Feature: The Devil & Carl Greene

Is he a serial sexual harasser and tyrannical boss, as some of his former employees allege? Or is he the most effective public-housing leader in the history of Philadelphia, as he and his defenders contend? Or could Carl Greene, somehow, be both?

CARL GREENE CAN REALLY TALK. He’s been gone from Philadelphia for a few months now, but on this day a couple of weeks before Christmas, he shows up at his lawyer’s office near City Hall, materializing from his hideout in Maryland. Greene’s a bulky man in a dark gray suit, and at first his hooded eyes and wide mouth seem set in a smirk, as if he’s thinking, What do you want? But Carl Greene needs to talk. He needs to explain what he did for the people of Philadelphia.

“I probably relocated several thousand families in the time I was here. I’m talking four to five thousand families in the city of Philadelphia,” he says. “No one had ever done right by these people before — all community leaders wanted was to take care of themselves and their families. And no one really had the skill and commitment to turn around a mammoth housing authority like this ….”

The words go on, spinning rapidly and easily from Carl Greene, and they can be a little hard to take, at least if the allegations that have emerged about him in the past few months — which have cost him his job as head of the Philadelphia Housing Authority — are true. He’s been accused of sexually harassing women who work for him — charges he denies. PHA is being investigated by HUD and Congress for how it spent taxpayer dollars under Greene’s watch. He’s also been accused of throwing lavish parties for himself that employees paid for, and of being a nasty, overly demanding, vindictive boss. These things, too, he says are untrue, and he has initiated a lawsuit against the housing authority board, saying they had no right to fire him last September.

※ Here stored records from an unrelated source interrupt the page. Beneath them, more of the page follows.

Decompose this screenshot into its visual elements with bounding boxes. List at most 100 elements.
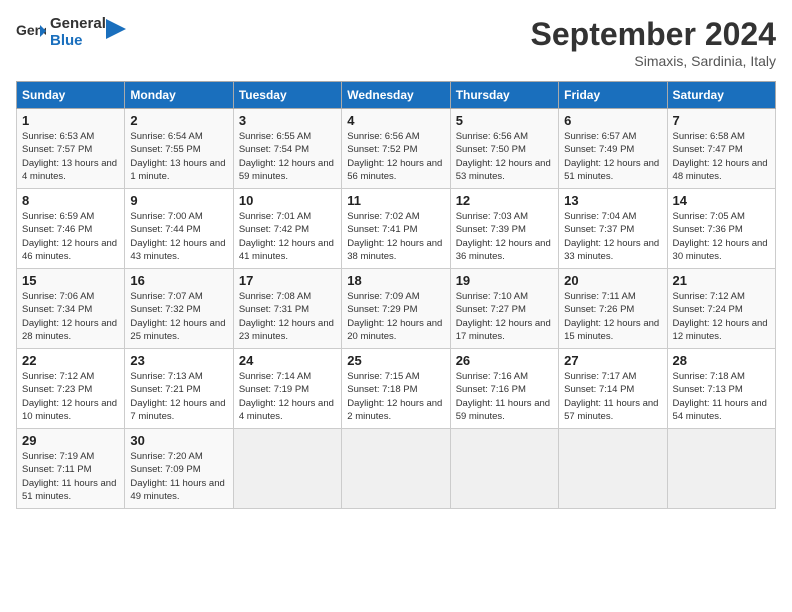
calendar-cell: 5 Sunrise: 6:56 AM Sunset: 7:50 PM Dayli… bbox=[450, 109, 558, 189]
day-number: 6 bbox=[564, 113, 661, 128]
calendar-cell: 15 Sunrise: 7:06 AM Sunset: 7:34 PM Dayl… bbox=[17, 269, 125, 349]
header-cell-monday: Monday bbox=[125, 82, 233, 109]
calendar-cell: 7 Sunrise: 6:58 AM Sunset: 7:47 PM Dayli… bbox=[667, 109, 775, 189]
calendar-cell bbox=[342, 429, 450, 509]
calendar-cell: 13 Sunrise: 7:04 AM Sunset: 7:37 PM Dayl… bbox=[559, 189, 667, 269]
day-number: 25 bbox=[347, 353, 444, 368]
calendar-week-row: 22 Sunrise: 7:12 AM Sunset: 7:23 PM Dayl… bbox=[17, 349, 776, 429]
calendar-cell: 16 Sunrise: 7:07 AM Sunset: 7:32 PM Dayl… bbox=[125, 269, 233, 349]
day-number: 2 bbox=[130, 113, 227, 128]
day-info: Sunrise: 6:57 AM Sunset: 7:49 PM Dayligh… bbox=[564, 130, 661, 183]
day-number: 11 bbox=[347, 193, 444, 208]
day-number: 30 bbox=[130, 433, 227, 448]
day-info: Sunrise: 7:18 AM Sunset: 7:13 PM Dayligh… bbox=[673, 370, 770, 423]
calendar-cell: 17 Sunrise: 7:08 AM Sunset: 7:31 PM Dayl… bbox=[233, 269, 341, 349]
header-cell-thursday: Thursday bbox=[450, 82, 558, 109]
day-info: Sunrise: 7:15 AM Sunset: 7:18 PM Dayligh… bbox=[347, 370, 444, 423]
day-info: Sunrise: 7:00 AM Sunset: 7:44 PM Dayligh… bbox=[130, 210, 227, 263]
day-info: Sunrise: 7:11 AM Sunset: 7:26 PM Dayligh… bbox=[564, 290, 661, 343]
day-number: 5 bbox=[456, 113, 553, 128]
calendar-cell: 18 Sunrise: 7:09 AM Sunset: 7:29 PM Dayl… bbox=[342, 269, 450, 349]
day-number: 22 bbox=[22, 353, 119, 368]
calendar-cell: 27 Sunrise: 7:17 AM Sunset: 7:14 PM Dayl… bbox=[559, 349, 667, 429]
day-info: Sunrise: 7:12 AM Sunset: 7:23 PM Dayligh… bbox=[22, 370, 119, 423]
day-info: Sunrise: 7:09 AM Sunset: 7:29 PM Dayligh… bbox=[347, 290, 444, 343]
calendar-cell: 22 Sunrise: 7:12 AM Sunset: 7:23 PM Dayl… bbox=[17, 349, 125, 429]
day-number: 18 bbox=[347, 273, 444, 288]
day-info: Sunrise: 7:12 AM Sunset: 7:24 PM Dayligh… bbox=[673, 290, 770, 343]
day-info: Sunrise: 7:08 AM Sunset: 7:31 PM Dayligh… bbox=[239, 290, 336, 343]
day-number: 9 bbox=[130, 193, 227, 208]
calendar-week-row: 1 Sunrise: 6:53 AM Sunset: 7:57 PM Dayli… bbox=[17, 109, 776, 189]
logo-icon: General bbox=[16, 21, 46, 45]
day-number: 14 bbox=[673, 193, 770, 208]
calendar-cell: 3 Sunrise: 6:55 AM Sunset: 7:54 PM Dayli… bbox=[233, 109, 341, 189]
day-info: Sunrise: 6:55 AM Sunset: 7:54 PM Dayligh… bbox=[239, 130, 336, 183]
calendar-cell: 9 Sunrise: 7:00 AM Sunset: 7:44 PM Dayli… bbox=[125, 189, 233, 269]
header-cell-sunday: Sunday bbox=[17, 82, 125, 109]
calendar-cell bbox=[667, 429, 775, 509]
day-info: Sunrise: 6:59 AM Sunset: 7:46 PM Dayligh… bbox=[22, 210, 119, 263]
calendar-cell: 8 Sunrise: 6:59 AM Sunset: 7:46 PM Dayli… bbox=[17, 189, 125, 269]
calendar-cell: 19 Sunrise: 7:10 AM Sunset: 7:27 PM Dayl… bbox=[450, 269, 558, 349]
calendar-cell: 6 Sunrise: 6:57 AM Sunset: 7:49 PM Dayli… bbox=[559, 109, 667, 189]
day-number: 26 bbox=[456, 353, 553, 368]
day-number: 28 bbox=[673, 353, 770, 368]
logo-arrow-icon bbox=[106, 19, 126, 39]
day-number: 17 bbox=[239, 273, 336, 288]
month-title: September 2024 bbox=[531, 16, 776, 53]
day-number: 23 bbox=[130, 353, 227, 368]
day-info: Sunrise: 6:54 AM Sunset: 7:55 PM Dayligh… bbox=[130, 130, 227, 183]
calendar-cell: 23 Sunrise: 7:13 AM Sunset: 7:21 PM Dayl… bbox=[125, 349, 233, 429]
header-cell-saturday: Saturday bbox=[667, 82, 775, 109]
calendar-cell: 26 Sunrise: 7:16 AM Sunset: 7:16 PM Dayl… bbox=[450, 349, 558, 429]
logo: General General Blue bbox=[16, 16, 126, 49]
calendar-cell: 20 Sunrise: 7:11 AM Sunset: 7:26 PM Dayl… bbox=[559, 269, 667, 349]
calendar-cell: 12 Sunrise: 7:03 AM Sunset: 7:39 PM Dayl… bbox=[450, 189, 558, 269]
day-number: 24 bbox=[239, 353, 336, 368]
calendar-cell: 2 Sunrise: 6:54 AM Sunset: 7:55 PM Dayli… bbox=[125, 109, 233, 189]
calendar-cell: 25 Sunrise: 7:15 AM Sunset: 7:18 PM Dayl… bbox=[342, 349, 450, 429]
calendar-cell bbox=[450, 429, 558, 509]
day-number: 29 bbox=[22, 433, 119, 448]
day-info: Sunrise: 7:07 AM Sunset: 7:32 PM Dayligh… bbox=[130, 290, 227, 343]
calendar-cell bbox=[559, 429, 667, 509]
header-cell-tuesday: Tuesday bbox=[233, 82, 341, 109]
day-number: 20 bbox=[564, 273, 661, 288]
day-info: Sunrise: 7:04 AM Sunset: 7:37 PM Dayligh… bbox=[564, 210, 661, 263]
day-info: Sunrise: 6:56 AM Sunset: 7:52 PM Dayligh… bbox=[347, 130, 444, 183]
day-number: 8 bbox=[22, 193, 119, 208]
calendar-cell: 4 Sunrise: 6:56 AM Sunset: 7:52 PM Dayli… bbox=[342, 109, 450, 189]
day-info: Sunrise: 7:05 AM Sunset: 7:36 PM Dayligh… bbox=[673, 210, 770, 263]
day-number: 15 bbox=[22, 273, 119, 288]
title-block: September 2024 Simaxis, Sardinia, Italy bbox=[531, 16, 776, 69]
day-number: 13 bbox=[564, 193, 661, 208]
day-info: Sunrise: 7:10 AM Sunset: 7:27 PM Dayligh… bbox=[456, 290, 553, 343]
day-info: Sunrise: 7:19 AM Sunset: 7:11 PM Dayligh… bbox=[22, 450, 119, 503]
calendar-body: 1 Sunrise: 6:53 AM Sunset: 7:57 PM Dayli… bbox=[17, 109, 776, 509]
page-header: General General Blue September 2024 Sima… bbox=[16, 16, 776, 69]
calendar-cell: 21 Sunrise: 7:12 AM Sunset: 7:24 PM Dayl… bbox=[667, 269, 775, 349]
day-info: Sunrise: 6:53 AM Sunset: 7:57 PM Dayligh… bbox=[22, 130, 119, 183]
calendar-cell: 10 Sunrise: 7:01 AM Sunset: 7:42 PM Dayl… bbox=[233, 189, 341, 269]
calendar-cell bbox=[233, 429, 341, 509]
day-info: Sunrise: 7:17 AM Sunset: 7:14 PM Dayligh… bbox=[564, 370, 661, 423]
calendar-cell: 29 Sunrise: 7:19 AM Sunset: 7:11 PM Dayl… bbox=[17, 429, 125, 509]
day-info: Sunrise: 7:14 AM Sunset: 7:19 PM Dayligh… bbox=[239, 370, 336, 423]
day-info: Sunrise: 6:58 AM Sunset: 7:47 PM Dayligh… bbox=[673, 130, 770, 183]
day-number: 3 bbox=[239, 113, 336, 128]
day-number: 7 bbox=[673, 113, 770, 128]
calendar-table: SundayMondayTuesdayWednesdayThursdayFrid… bbox=[16, 81, 776, 509]
header-cell-friday: Friday bbox=[559, 82, 667, 109]
day-info: Sunrise: 6:56 AM Sunset: 7:50 PM Dayligh… bbox=[456, 130, 553, 183]
day-number: 1 bbox=[22, 113, 119, 128]
calendar-cell: 1 Sunrise: 6:53 AM Sunset: 7:57 PM Dayli… bbox=[17, 109, 125, 189]
calendar-week-row: 8 Sunrise: 6:59 AM Sunset: 7:46 PM Dayli… bbox=[17, 189, 776, 269]
calendar-cell: 30 Sunrise: 7:20 AM Sunset: 7:09 PM Dayl… bbox=[125, 429, 233, 509]
day-info: Sunrise: 7:06 AM Sunset: 7:34 PM Dayligh… bbox=[22, 290, 119, 343]
calendar-week-row: 15 Sunrise: 7:06 AM Sunset: 7:34 PM Dayl… bbox=[17, 269, 776, 349]
day-number: 27 bbox=[564, 353, 661, 368]
day-info: Sunrise: 7:16 AM Sunset: 7:16 PM Dayligh… bbox=[456, 370, 553, 423]
day-info: Sunrise: 7:02 AM Sunset: 7:41 PM Dayligh… bbox=[347, 210, 444, 263]
day-info: Sunrise: 7:20 AM Sunset: 7:09 PM Dayligh… bbox=[130, 450, 227, 503]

The problem is, there are many PHA staffers, current and ex, willing to tell more stories about Carl Greene. He was the sort of boss you never crossed, they say, for fear you’d come to work and find your desk moved out into the hall, or your salary slashed by $20,000, or that you’d been transferred to some PHA outpost in one of the city’s most dangerous neighborhoods. I heard quite a bit about all those things, too.

Greene is 54 years old, with a large, open face. He was once a promising high-school football player, a linebacker headed for a scholarship. But now his left arm hangs, withered and useless, the result of an injury in a game when he was 17 that severed nerves in his shoulder and changed his life’s direction. Now, as his life is changing again, as he is accused of being a bad man, he has come back today to remind us of all he accomplished.